The American Medical Association Code of Medical ethics acknowledges the potential conflict that can surface between medical ethics and the law. They suggest “ethical responsibilities usually exceed legal duties… [W]hen physicians believe a law violates ethical values or is unjust they should work to change the law. In exceptional circumstances of unjust laws, ethical responsibilities should supersede legal duties.” Often the law will coincide with ethical obligations and can offer guidance in clinical decisions, but this will not stand in every situation. Interestingly the Australian Code of Conduct says “this code is not a substitute for the provisions of legislation and case law. If there is any conflict between this code and the law, the law takes precedence.” This suggests a dilemma for Australian doctors, but in the right circumstances (as exampled above), Australian doctors appear to freely contest the law with professional support. It appears on occasion that the mutual standards of the profession back a higher moral obligation then those detailed in the Australian Code of Conduct. 

Civil disobedience can be defined in a number of ways. In a recent article in The Lancet by Bennet and others, Bedau’s definition is quoted. Bedau describes civil disobedience as “a public, non-violent, conscientious yet political act contrary to law usually done with the aim of bringing about a change in the law or policies of the government”. The article also references Rawle and states “civil disobedience is a duty that arises when the duty to oppose an injustice becomes greater than the duty to comply with the law.” Importantly, as Bennet and others discuss, health professionals should accept the consequences of civil disobedience (penalty, arrest) as this conveys respect for the legal-political system.

Communication is the key instrument of advocacy. Civil disobedience intends to draw attention to issues that the broader community should consider. The involvement of health professionals may add credibility and highlight severity of the issues and thus improve effectiveness. Research in in the book Why Civil Resistance Works: The Strategic Logic of Nonviolent Conflict suggests no government can survive sustained pressure by 3.5 per cent of their population. Importantly, it was found that all of the campaigns considered in this study that achieved the ‘3.5 per cent’ were non-violent. Non-violent campaigns outperformed violent campaigns by two to one. The potential is volatile, and worthy causes are many and diverse. For me, a lot of attention is directed towards the warming planet and the health problems it entails.

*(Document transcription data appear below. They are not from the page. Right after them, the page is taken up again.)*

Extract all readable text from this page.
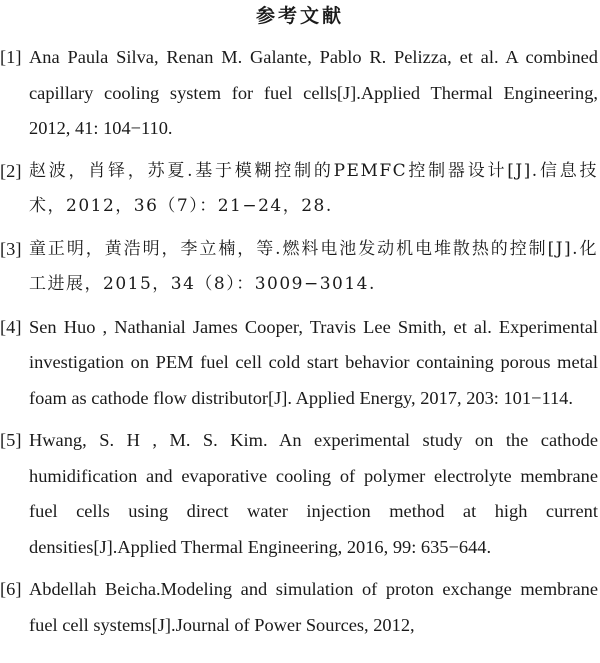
参考文献
[1] Ana Paula Silva, Renan M. Galante, Pablo R. Pelizza, et al. A combined capillary cooling system for fuel cells[J].Applied Thermal Engineering, 2012, 41: 104−110.
[2] 赵波，肖铎，苏夏.基于模糊控制的PEMFC控制器设计[J].信息技术，2012，36（7）：21−24，28.
[3] 童正明，黄浩明，李立楠，等.燃料电池发动机电堆散热的控制[J].化工进展，2015，34（8）：3009−3014.
[4] Sen Huo , Nathanial James Cooper, Travis Lee Smith, et al. Experimental investigation on PEM fuel cell cold start behavior containing porous metal foam as cathode flow distributor[J]. Applied Energy, 2017, 203: 101−114.
[5] Hwang, S. H , M. S. Kim. An experimental study on the cathode humidification and evaporative cooling of polymer electrolyte membrane fuel cells using direct water injection method at high current densities[J].Applied Thermal Engineering, 2016, 99: 635−644.
[6] Abdellah Beicha.Modeling and simulation of proton exchange membrane fuel cell systems[J].Journal of Power Sources, 2012,
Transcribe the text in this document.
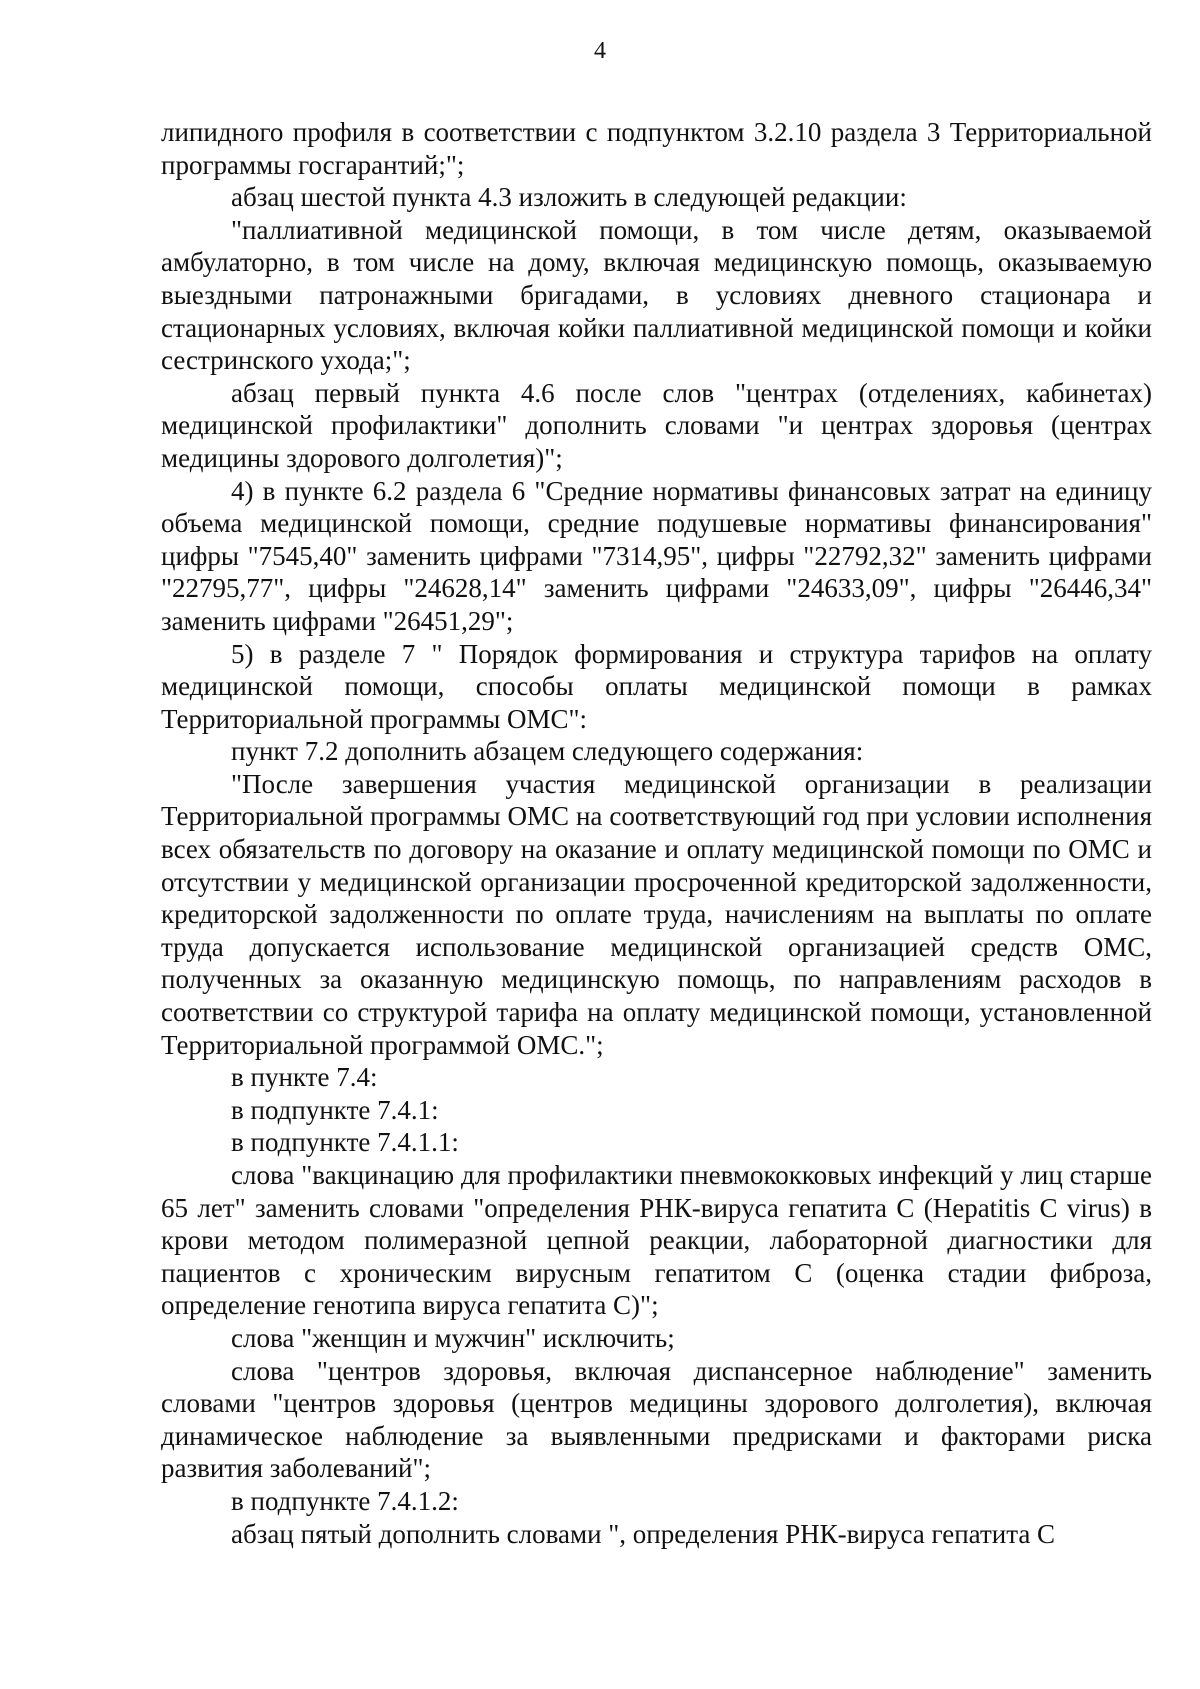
4

липидного профиля в соответствии с подпунктом 3.2.10 раздела 3 Территориальной программы госгарантий;";

абзац шестой пункта 4.3 изложить в следующей редакции:

"паллиативной медицинской помощи, в том числе детям, оказываемой амбулаторно, в том числе на дому, включая медицинскую помощь, оказываемую выездными патронажными бригадами, в условиях дневного стационара и стационарных условиях, включая койки паллиативной медицинской помощи и койки сестринского ухода;";

абзац первый пункта 4.6 после слов "центрах (отделениях, кабинетах) медицинской профилактики" дополнить словами "и центрах здоровья (центрах медицины здорового долголетия)";

4) в пункте 6.2 раздела 6 "Средние нормативы финансовых затрат на единицу объема медицинской помощи, средние подушевые нормативы финансирования" цифры "7545,40" заменить цифрами "7314,95", цифры "22792,32" заменить цифрами "22795,77", цифры "24628,14" заменить цифрами "24633,09", цифры "26446,34" заменить цифрами "26451,29";

5) в разделе 7 " Порядок формирования и структура тарифов на оплату медицинской помощи, способы оплаты медицинской помощи в рамках Территориальной программы ОМС":

пункт 7.2 дополнить абзацем следующего содержания:

"После завершения участия медицинской организации в реализации Территориальной программы ОМС на соответствующий год при условии исполнения всех обязательств по договору на оказание и оплату медицинской помощи по ОМС и отсутствии у медицинской организации просроченной кредиторской задолженности, кредиторской задолженности по оплате труда, начислениям на выплаты по оплате труда допускается использование медицинской организацией средств ОМС, полученных за оказанную медицинскую помощь, по направлениям расходов в соответствии со структурой тарифа на оплату медицинской помощи, установленной Территориальной программой ОМС.";

в пункте 7.4:

в подпункте 7.4.1:

в подпункте 7.4.1.1:

слова "вакцинацию для профилактики пневмококковых инфекций у лиц старше 65 лет" заменить словами "определения РНК-вируса гепатита C (Hepatitis C virus) в крови методом полимеразной цепной реакции, лабораторной диагностики для пациентов с хроническим вирусным гепатитом C (оценка стадии фиброза, определение генотипа вируса гепатита C)";

слова "женщин и мужчин" исключить;

слова "центров здоровья, включая диспансерное наблюдение" заменить словами "центров здоровья (центров медицины здорового долголетия), включая динамическое наблюдение за выявленными предрисками и факторами риска развития заболеваний";

в подпункте 7.4.1.2:

абзац пятый дополнить словами ", определения РНК-вируса гепатита C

Earlier this year, the Antarctic reached 20°C. Climate change is upon us. The conservative 2016 Intergovernmental Panel on Climate Change report informed us that we have 10 years to prevent runaway climate change. Ultimately, we need to achieve 350 parts per million of carbon dioxide, currently we are at 408 parts per million of carbon dioxide (recorded at Cape Grim). In light of this, Bennet and others believe that “in the New Zealand context, insufficient climate action fulfils the criteria of being significantly unjust”. I wonder if in the Australian context, ‘significantly unjust’ is too kind? (ref ScoMo holding a lump of coal). 

I have reason for optimism. COVID-19 has shown us that rapid change is possible. If “only a crisis – actual or perceived – produces real change. When that crisis occurs, the actions that are taken depend on the ideas that are lying around”. We are in the midst of a global pandemic and climate emergency. Now is the time to bring attention to issues that influence social Determinants, ignite the conversation and generate change. If scientist are the most trusted profession globally, doctors are the most trusted in Australia

How many doctors under arrest would it take to draw attention to issues where lives are at stake? Non-violent civil disobedience is an effective medium for change. As doctors, we have ethical obligations to our patients and communities, and in the right circumstances “we should not shy away [from civil disobedience]”. With the presence of Pete at my side, a review of medical ethics and a consideration of social determinants I have answered a number of my questions. Unanswered however, is who is going to stop me?